At the Japanese Friendship Garden in San Diego, repeat visitors are drawn to the quiet corners of the garden where they meditate to calm their minds as they sit under tall canopy trees while watching and listening to the waterfalls. and streams. Therapeutic and wellness activities such as yoga, reiki, sound meditation and breathing exercises are held regularly throughout the year and are becoming popular programs. Some of these activities are not historically connected to Japan, but it shows the universal value of the Japanese garden as a therapeutic setting.
I believe that current societal issues regarding health and wellness will continue to shape the future of Japanese gardens as they play a pivotal role in providing a therapeutic setting and offering accessible wellness programs. to anyone in need. Currently I run a landscaping studio where my students are exploring design concepts for a wellness center at JFG which includes dedicated areas for group therapy sessions and a Japanese bath called ofuro based on balneology . This design studio has opened my eyes to the possibilities of incorporating therapeutic strategies into Japanese garden design, and I look forward to finding new ways to make the Japanese garden a place where people can find their nature. favorite and find balance in their lives. .

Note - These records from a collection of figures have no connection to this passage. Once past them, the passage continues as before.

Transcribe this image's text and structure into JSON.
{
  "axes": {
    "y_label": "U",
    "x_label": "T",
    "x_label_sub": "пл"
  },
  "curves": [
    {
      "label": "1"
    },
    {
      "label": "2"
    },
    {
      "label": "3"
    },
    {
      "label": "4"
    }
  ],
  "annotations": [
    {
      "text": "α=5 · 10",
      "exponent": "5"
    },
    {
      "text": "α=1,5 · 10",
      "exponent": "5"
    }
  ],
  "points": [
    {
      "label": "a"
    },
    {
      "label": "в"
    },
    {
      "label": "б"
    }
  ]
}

Keiji Uesugi, PLA is the principal of the landscape architecture firm, TUA Inc. in West Covina, California, and a faculty member of the Department of Landscape Architecture at Cal Poly Pomona University. A licensed landscape architect with over 20 years of professional experience, he is an expert in the cultural landscapes and Japanese gardens of North America. He can be contacted at [email protected] The opinions expressed in the preceding column are not necessarily those of Nichi Bei Weekly.